Le BBB fla­mand semble sur­fer sur des thèmes que d’autres par­tis fla­mands se sont déjà appro­priés. L’agriculture est en effet l’un des sujets phares du CD&V, qui tire his­to­ri­que­ment une par­tie de son élec­to­rat de ce sec­teur. C’est d’ailleurs la rai­son pour laquelle le ministre fla­mand de l’agriculture, Jo Brouns (CD&V), s’est mon­tré très rude lors des négo­cia­tions de l’accord sur les émis­sions d’azote. Il s’est bat­tu bec et ongles pour défendre les inté­rêts des agriculteurs.

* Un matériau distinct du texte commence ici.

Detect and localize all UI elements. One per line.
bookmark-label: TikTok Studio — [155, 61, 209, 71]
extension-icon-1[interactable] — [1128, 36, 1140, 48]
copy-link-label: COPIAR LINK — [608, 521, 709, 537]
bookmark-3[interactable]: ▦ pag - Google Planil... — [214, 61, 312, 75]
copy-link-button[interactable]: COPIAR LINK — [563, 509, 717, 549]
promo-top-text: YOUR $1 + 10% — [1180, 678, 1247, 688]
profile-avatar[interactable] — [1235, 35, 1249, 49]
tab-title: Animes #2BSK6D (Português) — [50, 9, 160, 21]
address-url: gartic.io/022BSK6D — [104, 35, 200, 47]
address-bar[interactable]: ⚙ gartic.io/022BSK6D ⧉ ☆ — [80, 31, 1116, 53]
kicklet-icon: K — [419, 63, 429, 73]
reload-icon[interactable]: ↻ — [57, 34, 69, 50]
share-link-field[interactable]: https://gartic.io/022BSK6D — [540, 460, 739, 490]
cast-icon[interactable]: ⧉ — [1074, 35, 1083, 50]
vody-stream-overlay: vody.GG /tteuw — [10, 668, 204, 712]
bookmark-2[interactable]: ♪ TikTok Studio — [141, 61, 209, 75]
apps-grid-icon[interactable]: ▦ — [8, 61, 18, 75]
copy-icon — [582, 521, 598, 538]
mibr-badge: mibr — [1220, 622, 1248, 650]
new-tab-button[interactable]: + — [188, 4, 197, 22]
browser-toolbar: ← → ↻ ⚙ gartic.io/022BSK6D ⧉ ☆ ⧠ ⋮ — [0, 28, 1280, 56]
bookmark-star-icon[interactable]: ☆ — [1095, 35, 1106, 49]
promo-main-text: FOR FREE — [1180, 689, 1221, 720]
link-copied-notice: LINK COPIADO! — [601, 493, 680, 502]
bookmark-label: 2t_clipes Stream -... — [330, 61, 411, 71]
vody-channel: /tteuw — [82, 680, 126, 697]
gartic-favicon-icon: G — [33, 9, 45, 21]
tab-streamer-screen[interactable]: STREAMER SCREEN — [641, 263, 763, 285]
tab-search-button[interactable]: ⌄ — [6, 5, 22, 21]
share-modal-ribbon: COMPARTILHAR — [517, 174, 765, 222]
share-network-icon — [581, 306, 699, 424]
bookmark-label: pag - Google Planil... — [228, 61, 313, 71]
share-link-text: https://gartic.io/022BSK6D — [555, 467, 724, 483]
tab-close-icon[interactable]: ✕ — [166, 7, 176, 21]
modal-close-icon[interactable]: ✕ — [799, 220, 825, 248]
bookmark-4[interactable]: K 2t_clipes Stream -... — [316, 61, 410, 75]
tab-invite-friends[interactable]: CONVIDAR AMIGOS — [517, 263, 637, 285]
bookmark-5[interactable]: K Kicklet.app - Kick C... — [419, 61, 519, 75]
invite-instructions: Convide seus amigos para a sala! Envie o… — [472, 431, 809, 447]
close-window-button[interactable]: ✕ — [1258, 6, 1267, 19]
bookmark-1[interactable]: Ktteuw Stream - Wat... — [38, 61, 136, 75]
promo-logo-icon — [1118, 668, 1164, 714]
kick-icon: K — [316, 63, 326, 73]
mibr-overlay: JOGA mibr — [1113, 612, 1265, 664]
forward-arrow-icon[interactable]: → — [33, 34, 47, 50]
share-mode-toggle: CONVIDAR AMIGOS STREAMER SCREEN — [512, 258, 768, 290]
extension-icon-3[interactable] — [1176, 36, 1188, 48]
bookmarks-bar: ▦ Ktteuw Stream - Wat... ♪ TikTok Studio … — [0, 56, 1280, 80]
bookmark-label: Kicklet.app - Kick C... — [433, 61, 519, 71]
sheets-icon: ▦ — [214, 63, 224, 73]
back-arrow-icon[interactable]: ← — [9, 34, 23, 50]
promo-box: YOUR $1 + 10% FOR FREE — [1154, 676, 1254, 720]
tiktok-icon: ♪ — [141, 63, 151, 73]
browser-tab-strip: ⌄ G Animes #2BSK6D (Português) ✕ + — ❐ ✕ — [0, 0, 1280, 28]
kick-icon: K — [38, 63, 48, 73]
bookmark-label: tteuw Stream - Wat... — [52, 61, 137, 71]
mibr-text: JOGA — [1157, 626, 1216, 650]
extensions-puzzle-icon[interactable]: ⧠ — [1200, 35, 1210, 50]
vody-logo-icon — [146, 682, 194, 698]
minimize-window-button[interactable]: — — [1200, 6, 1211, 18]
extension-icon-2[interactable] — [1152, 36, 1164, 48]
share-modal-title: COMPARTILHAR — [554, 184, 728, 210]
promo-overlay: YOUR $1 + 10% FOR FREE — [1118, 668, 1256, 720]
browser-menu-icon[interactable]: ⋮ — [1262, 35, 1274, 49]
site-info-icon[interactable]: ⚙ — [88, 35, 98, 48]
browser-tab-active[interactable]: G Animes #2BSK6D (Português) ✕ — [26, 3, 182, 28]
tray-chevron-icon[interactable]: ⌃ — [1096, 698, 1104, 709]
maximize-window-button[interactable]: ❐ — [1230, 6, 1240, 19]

On note­ra par ailleurs que le Vlaams Belang a, lui aus­si, fait de la pro­tec­tion des agri­cul­teurs l’une de ses causes. On a ain­si pu voir son pré­sident, Tom Van Grie­ken, défi­ler dans un trac­teur auprès des agri­cul­teurs en colère. Le BBB fla­mand est donc loin d’être le seul à défendre cette cause.

Pensez-vous qu’il risque de remporter un certain succès aux élections 2024 ?

Je n’ai pas de boule de cris­tal et l’actualité peut tou­jours avoir un impact d’ici les pro­chaines élec­tions, mais mon sen­ti­ment est qu’il sera dif­fi­cile pour le BBB fla­mand de se faire une vraie place. L’histoire nous a jusqu’ici démon­tré que le lan­ce­ment d’un nou­veau par­ti est tou­jours labo­rieux en Bel­gique. A l’exception peut-être de la Liste De Decker, [Liber­tair, Direct, Demo­cra­tisch, LDD est un par­ti poli­tique fla­mand de droite radi­cale créé en jan­vier 2007 par lancien sénateur du VLD Jean-Marie De Decker NDLR], qua­si aucune nou­velle for­ma­tion ne par­vient ain­si à atteindre le seuil élec­to­ral de 5%, du moins pas dès le pre­mier scrutin.

Comme dit pré­cé­dem­ment, le BBB fla­mand a par ailleurs de sérieux adver­saires que sont le CD&V et le Vlaams Belang. Le par­ti d’extrême droite cherche à séduire — et par­vient hélas à le faire — les élec­teurs mécon­tents du sys­tème et de la ges­tion des res­pon­sables poli­tiques en place. Il risque donc sérieu­se­ment de faire de l’ombre au BBB, comme il fait d’ailleurs de l’ombre aux par­tis tra­di­tion­nels ain­si qu’à la N‑VA.